In 2006, Newfield produced 242.6 Bcfe. Production in 2005 totaled 241.6
Bcfe. Domestic production in 2006 and 2005 reflects the deferral of
approximately 16 Bcfe and 22 Bcfe, respectively, related to the 2005
hurricanes and associated on-going repairs. The following tables detail
production and average realized prices for 2006 and 2005:
Production (A) 2006 2005 % Change
United States
Natural gas (Bcf) 198.7 190.9 4%
Oil and condensate (MMBbls) 6.2 7.1 (13%)
International
Natural gas (Bcf) --- 0.1 ---
Oil and condensate (MMBbls) 1.1 1.3 (15%)
Total
Natural gas (Bcf) 198.7 191.0 4%
Oil and condensate (MMBbls) 7.3 8.4 (13%)
Total (Bcfe) 242.6 241.6 ---
Average Realized Prices (B) 2006 2005 % Change
United States
Natural gas (per Mcf) $7.22 $6.65 9%
Oil and condensate (per Bbl) $49.13 $42.31 16%
International
Natural gas (per Mcf) --- $4.71 ---
Oil and condensate (per Bbl) $56.58 $55.68 2%
Total
Natural gas (per Mcf) $7.22 $6.65 9%
Oil and condensate (per Bbl) $50.25 $44.36 13%
Total (per Mcfe) $7.43 $6.81 9%
(A) Represents volumes sold regardless of when produced.
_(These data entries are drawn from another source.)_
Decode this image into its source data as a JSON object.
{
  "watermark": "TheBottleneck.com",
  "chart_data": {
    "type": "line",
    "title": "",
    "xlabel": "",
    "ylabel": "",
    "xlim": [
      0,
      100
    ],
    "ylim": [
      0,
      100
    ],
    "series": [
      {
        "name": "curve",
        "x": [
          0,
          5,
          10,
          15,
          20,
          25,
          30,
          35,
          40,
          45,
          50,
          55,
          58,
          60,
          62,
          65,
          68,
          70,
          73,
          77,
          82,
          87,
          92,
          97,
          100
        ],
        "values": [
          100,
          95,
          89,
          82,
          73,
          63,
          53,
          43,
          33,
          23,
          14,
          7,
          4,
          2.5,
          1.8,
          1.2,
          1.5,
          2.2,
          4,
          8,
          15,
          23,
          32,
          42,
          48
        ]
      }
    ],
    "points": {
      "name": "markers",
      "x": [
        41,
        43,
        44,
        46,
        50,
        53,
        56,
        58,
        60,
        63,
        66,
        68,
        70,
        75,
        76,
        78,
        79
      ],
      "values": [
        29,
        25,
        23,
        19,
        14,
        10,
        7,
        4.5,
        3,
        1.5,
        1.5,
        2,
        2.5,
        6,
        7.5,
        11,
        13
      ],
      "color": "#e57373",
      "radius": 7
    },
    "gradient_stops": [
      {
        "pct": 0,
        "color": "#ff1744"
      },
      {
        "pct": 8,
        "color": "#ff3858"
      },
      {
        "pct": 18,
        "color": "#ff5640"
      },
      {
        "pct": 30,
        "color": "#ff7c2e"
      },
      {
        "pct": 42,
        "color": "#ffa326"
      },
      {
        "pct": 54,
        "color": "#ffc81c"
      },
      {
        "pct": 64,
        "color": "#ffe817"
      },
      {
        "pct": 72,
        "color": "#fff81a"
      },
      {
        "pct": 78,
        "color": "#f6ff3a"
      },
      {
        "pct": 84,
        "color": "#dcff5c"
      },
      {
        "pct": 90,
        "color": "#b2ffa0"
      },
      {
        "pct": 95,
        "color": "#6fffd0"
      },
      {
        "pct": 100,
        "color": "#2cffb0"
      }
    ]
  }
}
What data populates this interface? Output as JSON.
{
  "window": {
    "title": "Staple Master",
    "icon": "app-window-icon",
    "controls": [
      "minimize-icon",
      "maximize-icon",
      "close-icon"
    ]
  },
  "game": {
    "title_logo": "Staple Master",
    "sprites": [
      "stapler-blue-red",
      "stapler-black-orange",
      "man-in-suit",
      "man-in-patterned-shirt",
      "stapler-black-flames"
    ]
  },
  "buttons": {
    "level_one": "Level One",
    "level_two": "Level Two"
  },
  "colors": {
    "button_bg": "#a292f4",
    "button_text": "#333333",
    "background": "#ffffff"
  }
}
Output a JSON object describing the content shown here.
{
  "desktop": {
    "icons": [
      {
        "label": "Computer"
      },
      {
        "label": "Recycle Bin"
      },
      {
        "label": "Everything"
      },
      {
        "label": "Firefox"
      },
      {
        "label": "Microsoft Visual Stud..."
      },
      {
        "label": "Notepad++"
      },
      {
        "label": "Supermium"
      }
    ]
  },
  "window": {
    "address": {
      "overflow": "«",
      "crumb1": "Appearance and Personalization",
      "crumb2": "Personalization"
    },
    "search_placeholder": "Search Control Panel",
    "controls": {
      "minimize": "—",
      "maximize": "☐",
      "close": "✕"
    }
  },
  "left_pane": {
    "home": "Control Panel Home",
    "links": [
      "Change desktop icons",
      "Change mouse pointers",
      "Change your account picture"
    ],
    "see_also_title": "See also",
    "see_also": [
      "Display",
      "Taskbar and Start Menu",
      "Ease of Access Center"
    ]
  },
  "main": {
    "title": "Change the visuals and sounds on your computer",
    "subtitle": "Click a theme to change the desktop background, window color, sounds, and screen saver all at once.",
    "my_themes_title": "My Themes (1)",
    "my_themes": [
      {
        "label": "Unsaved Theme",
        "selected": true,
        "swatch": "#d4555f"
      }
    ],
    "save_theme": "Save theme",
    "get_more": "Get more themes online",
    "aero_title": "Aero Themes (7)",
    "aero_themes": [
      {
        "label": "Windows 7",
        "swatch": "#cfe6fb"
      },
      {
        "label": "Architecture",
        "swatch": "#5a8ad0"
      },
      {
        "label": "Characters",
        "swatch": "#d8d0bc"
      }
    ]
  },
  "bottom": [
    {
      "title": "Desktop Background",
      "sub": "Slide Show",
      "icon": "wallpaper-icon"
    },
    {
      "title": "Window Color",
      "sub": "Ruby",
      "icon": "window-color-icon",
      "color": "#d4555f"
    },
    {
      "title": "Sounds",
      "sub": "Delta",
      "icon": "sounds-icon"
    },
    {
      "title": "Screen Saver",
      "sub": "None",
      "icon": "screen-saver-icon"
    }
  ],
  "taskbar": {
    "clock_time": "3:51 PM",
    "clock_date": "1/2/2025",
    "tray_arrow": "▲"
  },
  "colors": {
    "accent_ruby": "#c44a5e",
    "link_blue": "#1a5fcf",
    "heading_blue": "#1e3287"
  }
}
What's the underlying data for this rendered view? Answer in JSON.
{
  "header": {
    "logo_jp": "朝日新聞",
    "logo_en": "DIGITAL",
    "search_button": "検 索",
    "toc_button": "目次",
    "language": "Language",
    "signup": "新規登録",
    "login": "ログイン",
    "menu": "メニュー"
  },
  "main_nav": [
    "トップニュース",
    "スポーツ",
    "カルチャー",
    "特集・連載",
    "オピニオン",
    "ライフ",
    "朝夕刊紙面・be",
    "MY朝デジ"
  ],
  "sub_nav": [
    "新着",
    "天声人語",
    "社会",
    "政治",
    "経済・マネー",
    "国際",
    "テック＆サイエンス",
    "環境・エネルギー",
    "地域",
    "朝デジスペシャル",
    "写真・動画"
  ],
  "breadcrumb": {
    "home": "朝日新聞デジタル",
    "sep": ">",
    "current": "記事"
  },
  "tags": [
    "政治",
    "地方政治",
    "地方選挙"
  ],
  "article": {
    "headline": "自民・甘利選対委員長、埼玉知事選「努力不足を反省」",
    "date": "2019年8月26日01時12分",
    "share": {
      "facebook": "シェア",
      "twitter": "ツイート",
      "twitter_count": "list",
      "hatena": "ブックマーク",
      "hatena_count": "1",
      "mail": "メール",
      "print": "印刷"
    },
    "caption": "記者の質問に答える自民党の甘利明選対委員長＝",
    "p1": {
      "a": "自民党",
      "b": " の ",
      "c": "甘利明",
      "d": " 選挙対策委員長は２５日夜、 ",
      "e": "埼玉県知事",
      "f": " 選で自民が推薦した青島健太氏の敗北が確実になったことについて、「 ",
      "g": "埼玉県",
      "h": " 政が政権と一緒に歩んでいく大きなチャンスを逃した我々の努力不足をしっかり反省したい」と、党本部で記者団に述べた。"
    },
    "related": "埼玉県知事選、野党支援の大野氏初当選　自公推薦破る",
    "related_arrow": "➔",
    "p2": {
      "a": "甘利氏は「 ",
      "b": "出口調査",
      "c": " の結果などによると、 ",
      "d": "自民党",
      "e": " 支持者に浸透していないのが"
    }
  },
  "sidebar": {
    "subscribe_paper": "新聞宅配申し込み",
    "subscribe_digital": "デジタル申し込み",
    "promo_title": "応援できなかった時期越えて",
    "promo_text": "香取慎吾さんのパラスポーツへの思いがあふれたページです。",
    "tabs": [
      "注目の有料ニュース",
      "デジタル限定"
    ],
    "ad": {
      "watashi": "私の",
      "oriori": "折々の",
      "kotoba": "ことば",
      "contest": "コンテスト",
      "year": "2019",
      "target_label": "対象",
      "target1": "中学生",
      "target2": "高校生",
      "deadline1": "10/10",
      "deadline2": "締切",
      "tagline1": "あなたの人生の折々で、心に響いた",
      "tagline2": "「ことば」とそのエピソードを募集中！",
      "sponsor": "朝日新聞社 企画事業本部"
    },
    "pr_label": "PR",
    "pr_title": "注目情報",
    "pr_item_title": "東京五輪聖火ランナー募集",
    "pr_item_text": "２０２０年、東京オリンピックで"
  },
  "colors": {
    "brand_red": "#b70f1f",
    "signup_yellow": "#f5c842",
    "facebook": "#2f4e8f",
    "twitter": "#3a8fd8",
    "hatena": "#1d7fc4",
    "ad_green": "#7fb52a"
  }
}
(B) Average realized prices include the effects of hedging contracts,
including hedging contracts that are not designated for hedge
accounting. If the effects of hedging contracts that are not
designated for hedge accounting had not been included, the average
realized price for total gas would have been $6.47 and $7.17 per Mcf
for 2006 and 2005, respectively, and the average realized price for
total oil and condensate would have been $52.18 and $45.84 per Bbl
for 2006 and 2005, respectively. Without the effects of any hedging
contracts, the average realized price for 2006 would have been $6.42
per Mcf for gas and $59.13 per Bbl for oil and condensate.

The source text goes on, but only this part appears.